Retire in Nevada
Nevada, population just under 2.6 million in 2008, is the 2nd fastest growing state in the union. Its population increased 30% from 2000. The Silver State attracts a growing number of baby boomers to retire in Nevada. The capital is Carson City and the largest city is Las Vegas. Most of the state is unsettled, desolate wilderness. The Mojave Desert occupies much of the southern part of the state; the Great Basin is in the north. The state is well known for its relaxed laws on gambling and prostitution, but it also home to many families and 55+ communities. The Wikipedia entry for Nevada has more interesting facts.
The reviews on this site can help you narrow your choice about where to retire in Nevada and other states - we have important information about real estate prices; what makes each community special and not so special; along with important facts about the cultural, economic, medical, and transportation infrastructure.
The Nevada climate is that of the steppe, characterized by aridity and an altitude above 3000 feet. Summers are hot and dry; there is plenty of sunshine. There can be dry snow in the mountains.
Economy & Home Prices in Nevada
Nevada's 2006-8 household income was $56,300, well above the U.S. median of $52,000. Tourism, mining, and agriculture drive the economy. The Las Vegas real estate market has been one of the 3 hardest hit in the nation; prices have been sliced and many homes have been foreclosed. More established 55+ communities have generally fared better than those for the general population. The median in early 2012 for the state was $119,800 according to Zillow. The median home in the Las Vegas area sold for $122,700 in late 2011 vs. the national median of $177,000; the median sales price in 2006 was over $317,000. There is a tremendous range of prices for apartments and homes in the Las Vegas region. Jobs in the tourist industry for retirees in Las Vegas and Reno were normally plentiful prior to the current recession.
Nevada is a low-tax paradise. It has a no income tax. State sales tax is 6.5%. Total tax burden in Nevada is 49th in the U.S. The state ranks 29th highest for property tax collections. Nevada does not have an estate or an inheritance tax. More tax information is available at www.tax.state.nv.us
Certified Retirement Communities
Nevada does not have a certified retirement community program.

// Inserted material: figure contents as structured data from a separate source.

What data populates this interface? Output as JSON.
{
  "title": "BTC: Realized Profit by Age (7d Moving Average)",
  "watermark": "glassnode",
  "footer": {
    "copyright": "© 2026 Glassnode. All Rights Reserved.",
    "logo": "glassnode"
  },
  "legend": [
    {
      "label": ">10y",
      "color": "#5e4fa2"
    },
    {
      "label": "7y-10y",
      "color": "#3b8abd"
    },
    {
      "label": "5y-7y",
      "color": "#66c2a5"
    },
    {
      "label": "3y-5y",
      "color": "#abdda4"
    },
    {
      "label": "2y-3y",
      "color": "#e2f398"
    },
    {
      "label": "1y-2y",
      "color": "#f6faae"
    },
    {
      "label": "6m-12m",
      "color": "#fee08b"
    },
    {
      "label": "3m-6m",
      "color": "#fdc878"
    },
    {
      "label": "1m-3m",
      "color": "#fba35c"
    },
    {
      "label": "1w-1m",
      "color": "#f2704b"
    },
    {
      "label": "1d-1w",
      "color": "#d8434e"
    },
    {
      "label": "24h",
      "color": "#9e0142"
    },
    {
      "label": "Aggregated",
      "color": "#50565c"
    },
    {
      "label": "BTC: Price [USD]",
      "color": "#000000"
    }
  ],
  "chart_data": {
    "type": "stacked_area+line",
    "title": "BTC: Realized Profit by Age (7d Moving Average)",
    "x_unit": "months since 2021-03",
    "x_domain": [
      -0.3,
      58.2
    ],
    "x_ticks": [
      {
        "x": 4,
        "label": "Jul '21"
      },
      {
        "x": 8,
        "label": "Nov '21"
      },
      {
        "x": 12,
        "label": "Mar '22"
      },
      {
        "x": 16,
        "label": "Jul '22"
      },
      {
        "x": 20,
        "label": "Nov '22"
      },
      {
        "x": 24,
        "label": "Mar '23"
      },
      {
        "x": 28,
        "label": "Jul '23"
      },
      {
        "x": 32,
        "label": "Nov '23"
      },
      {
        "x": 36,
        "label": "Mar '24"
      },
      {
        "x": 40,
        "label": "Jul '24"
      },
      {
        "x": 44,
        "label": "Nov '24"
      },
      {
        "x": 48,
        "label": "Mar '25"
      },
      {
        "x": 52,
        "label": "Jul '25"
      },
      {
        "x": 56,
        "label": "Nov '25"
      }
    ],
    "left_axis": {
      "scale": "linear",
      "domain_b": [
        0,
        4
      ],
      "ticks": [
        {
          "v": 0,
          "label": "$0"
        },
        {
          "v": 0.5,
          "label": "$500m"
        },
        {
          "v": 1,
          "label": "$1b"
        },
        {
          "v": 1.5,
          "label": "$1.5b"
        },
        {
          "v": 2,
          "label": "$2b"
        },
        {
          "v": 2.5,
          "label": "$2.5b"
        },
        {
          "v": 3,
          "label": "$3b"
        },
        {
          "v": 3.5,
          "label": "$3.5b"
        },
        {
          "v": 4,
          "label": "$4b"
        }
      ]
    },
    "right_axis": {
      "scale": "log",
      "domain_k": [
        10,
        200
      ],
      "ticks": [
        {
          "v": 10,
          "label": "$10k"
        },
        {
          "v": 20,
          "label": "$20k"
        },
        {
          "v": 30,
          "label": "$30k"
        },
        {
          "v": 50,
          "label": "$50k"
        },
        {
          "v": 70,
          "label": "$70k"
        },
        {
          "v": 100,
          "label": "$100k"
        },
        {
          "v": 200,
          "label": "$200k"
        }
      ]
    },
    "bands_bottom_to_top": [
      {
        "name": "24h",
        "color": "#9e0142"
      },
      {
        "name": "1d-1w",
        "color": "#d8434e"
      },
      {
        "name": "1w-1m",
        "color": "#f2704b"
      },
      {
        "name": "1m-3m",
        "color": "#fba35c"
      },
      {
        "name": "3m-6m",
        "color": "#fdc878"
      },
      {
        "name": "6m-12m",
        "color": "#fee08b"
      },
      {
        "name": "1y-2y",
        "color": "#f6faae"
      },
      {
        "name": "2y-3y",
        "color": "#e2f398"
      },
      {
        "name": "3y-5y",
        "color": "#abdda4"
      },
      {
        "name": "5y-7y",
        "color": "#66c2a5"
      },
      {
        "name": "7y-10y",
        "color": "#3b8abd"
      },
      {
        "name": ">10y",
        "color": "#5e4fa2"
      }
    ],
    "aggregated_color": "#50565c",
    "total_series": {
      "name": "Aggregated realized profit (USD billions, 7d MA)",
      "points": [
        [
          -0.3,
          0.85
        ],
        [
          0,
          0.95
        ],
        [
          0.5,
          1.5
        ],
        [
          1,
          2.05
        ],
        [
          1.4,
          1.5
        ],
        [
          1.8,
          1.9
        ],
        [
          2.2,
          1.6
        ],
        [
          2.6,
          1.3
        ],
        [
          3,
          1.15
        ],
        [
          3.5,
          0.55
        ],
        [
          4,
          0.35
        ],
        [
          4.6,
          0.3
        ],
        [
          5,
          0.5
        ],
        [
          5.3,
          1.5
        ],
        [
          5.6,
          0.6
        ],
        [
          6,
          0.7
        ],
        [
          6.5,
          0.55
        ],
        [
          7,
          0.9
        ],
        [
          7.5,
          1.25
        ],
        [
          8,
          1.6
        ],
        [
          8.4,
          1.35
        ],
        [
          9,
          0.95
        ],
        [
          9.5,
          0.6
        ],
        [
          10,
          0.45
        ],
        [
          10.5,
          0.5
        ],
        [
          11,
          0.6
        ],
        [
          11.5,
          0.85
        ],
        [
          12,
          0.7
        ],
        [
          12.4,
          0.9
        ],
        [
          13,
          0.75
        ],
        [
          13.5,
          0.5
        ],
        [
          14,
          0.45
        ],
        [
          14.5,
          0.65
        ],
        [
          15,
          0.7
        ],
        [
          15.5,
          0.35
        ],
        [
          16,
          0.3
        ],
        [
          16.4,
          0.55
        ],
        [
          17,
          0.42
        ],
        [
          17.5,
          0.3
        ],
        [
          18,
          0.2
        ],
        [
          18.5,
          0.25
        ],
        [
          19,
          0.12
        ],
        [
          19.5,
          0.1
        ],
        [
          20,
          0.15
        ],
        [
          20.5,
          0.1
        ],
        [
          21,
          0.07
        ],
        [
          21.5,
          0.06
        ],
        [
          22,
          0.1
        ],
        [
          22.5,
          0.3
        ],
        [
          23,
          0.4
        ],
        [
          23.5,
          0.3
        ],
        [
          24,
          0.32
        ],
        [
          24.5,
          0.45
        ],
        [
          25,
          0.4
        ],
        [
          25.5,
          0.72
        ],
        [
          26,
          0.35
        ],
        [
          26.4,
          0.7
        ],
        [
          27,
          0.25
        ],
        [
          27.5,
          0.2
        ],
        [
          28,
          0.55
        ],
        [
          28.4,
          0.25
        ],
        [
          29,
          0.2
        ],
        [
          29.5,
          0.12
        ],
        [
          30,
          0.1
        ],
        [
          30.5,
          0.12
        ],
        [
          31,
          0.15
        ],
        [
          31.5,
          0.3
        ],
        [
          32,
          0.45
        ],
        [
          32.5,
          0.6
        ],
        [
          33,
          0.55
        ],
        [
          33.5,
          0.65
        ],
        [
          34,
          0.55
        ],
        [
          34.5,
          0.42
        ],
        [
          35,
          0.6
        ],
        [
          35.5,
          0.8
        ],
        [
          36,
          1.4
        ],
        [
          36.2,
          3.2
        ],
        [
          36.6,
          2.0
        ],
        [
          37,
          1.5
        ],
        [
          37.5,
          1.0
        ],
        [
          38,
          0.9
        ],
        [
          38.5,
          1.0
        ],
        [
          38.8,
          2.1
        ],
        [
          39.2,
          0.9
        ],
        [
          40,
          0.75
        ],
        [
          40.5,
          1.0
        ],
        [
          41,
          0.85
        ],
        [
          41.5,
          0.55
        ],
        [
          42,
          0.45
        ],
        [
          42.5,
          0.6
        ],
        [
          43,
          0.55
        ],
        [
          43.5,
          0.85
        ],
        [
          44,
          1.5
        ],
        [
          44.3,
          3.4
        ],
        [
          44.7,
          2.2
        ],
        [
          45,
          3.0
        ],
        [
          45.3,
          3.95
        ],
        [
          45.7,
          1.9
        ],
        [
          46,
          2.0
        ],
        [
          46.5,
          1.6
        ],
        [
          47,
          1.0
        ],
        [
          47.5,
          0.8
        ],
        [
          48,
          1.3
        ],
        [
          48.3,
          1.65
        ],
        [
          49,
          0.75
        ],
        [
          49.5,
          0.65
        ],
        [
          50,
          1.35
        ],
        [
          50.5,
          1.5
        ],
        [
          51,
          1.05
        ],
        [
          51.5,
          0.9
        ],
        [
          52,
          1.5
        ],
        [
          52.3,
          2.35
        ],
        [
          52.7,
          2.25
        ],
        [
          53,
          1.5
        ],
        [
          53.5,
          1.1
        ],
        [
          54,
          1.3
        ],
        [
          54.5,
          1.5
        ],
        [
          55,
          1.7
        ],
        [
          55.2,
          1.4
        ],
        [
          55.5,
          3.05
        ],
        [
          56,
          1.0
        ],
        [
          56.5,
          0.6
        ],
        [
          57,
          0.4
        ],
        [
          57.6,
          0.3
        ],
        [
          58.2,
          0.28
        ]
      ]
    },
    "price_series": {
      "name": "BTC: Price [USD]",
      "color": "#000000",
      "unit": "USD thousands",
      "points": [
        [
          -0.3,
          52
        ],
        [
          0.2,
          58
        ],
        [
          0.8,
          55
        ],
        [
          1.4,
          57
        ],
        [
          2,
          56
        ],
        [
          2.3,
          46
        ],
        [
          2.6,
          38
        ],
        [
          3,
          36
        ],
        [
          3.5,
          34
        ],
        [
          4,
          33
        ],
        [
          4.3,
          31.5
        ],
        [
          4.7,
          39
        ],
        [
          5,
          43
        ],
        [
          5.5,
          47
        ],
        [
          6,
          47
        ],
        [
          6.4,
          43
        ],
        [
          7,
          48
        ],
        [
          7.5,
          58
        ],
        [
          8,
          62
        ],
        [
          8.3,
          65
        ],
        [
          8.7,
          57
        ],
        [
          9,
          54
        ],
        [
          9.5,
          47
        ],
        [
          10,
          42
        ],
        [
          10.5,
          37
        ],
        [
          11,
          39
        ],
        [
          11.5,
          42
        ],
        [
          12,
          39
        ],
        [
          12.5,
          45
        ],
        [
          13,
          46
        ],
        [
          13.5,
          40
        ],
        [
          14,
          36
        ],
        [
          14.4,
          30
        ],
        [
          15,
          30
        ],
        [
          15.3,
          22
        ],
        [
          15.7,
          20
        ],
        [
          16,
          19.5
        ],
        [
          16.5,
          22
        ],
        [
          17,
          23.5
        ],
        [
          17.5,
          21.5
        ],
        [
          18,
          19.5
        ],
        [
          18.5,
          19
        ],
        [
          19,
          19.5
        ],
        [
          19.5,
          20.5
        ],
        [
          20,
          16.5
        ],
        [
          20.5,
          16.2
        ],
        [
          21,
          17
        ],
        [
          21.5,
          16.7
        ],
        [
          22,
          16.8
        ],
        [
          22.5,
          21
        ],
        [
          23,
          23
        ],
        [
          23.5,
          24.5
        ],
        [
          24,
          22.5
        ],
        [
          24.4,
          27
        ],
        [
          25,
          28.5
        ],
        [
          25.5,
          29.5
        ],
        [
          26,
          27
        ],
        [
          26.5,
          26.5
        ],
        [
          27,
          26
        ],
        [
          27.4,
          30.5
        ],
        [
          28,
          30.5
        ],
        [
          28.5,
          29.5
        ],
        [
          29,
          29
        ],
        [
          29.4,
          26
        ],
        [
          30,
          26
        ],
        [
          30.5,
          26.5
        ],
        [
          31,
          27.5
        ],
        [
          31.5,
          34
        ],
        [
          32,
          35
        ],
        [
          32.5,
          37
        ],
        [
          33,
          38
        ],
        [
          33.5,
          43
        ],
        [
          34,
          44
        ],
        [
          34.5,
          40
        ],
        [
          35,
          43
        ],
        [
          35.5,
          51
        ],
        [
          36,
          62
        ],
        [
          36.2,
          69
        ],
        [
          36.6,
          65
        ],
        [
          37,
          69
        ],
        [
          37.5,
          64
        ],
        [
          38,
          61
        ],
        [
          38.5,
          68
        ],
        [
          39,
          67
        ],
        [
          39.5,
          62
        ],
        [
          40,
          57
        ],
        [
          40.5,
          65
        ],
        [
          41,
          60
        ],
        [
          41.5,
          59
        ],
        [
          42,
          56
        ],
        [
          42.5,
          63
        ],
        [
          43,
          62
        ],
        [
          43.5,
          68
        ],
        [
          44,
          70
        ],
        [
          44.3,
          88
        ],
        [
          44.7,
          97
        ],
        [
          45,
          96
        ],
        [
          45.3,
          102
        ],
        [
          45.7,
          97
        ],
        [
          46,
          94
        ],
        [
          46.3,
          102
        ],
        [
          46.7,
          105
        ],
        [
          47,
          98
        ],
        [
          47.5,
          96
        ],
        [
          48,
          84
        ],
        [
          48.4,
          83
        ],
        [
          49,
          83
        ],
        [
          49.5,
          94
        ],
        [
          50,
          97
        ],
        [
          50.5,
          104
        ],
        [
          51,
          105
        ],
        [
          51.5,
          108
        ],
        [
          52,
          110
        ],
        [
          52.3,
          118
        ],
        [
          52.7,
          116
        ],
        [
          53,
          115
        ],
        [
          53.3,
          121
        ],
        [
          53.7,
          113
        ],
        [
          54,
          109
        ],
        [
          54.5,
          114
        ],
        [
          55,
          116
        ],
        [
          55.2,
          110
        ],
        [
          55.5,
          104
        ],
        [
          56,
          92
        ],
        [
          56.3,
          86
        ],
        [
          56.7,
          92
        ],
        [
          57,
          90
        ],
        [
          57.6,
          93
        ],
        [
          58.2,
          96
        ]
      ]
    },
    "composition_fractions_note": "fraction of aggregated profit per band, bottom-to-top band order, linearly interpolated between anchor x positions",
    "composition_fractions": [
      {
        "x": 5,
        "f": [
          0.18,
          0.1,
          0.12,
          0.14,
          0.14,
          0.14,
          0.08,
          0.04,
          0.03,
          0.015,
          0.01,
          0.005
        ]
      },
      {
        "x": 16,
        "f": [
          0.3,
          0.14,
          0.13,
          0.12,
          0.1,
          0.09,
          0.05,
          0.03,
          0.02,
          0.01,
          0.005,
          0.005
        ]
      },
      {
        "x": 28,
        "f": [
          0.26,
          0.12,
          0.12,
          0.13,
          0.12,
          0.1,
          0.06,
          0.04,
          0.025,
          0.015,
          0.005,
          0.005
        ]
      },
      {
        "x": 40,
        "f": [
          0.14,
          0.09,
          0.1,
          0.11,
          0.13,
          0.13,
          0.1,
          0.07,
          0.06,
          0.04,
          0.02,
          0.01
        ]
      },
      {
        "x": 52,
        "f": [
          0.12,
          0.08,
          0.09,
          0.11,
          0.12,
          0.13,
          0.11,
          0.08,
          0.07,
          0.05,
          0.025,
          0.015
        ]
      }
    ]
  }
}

Best retirement communities in Nevada
Henderson near Las Vegas and Mesquite are two important centers for retirees. Both had experienced explosive growth, but are now caught in the current real estate mess. Retirees are starting to move to the Lake Tahoe and Carson City region as well. Las Vegas, Paradise, and Sunrise Manor have many retirees. Reno is thought by some to be a particularly nice spot for retirees. Carson City is expensive and not a great city from a tourist standpoint, although its setting in the Sierra Nevadas is great. Nearby to Carson City are the smaller towns of Minden and Gardnerville, which are attracting retirees. The small town of Pahrump appeals to many retirees for its low costs and friendly atmosphere. The University of Nevada has campuses in Reno and Las Vegas. Incline Village-Crystal Bay is the wealthiest community in Nevada, followed by Kingsbury and Mount Charleston.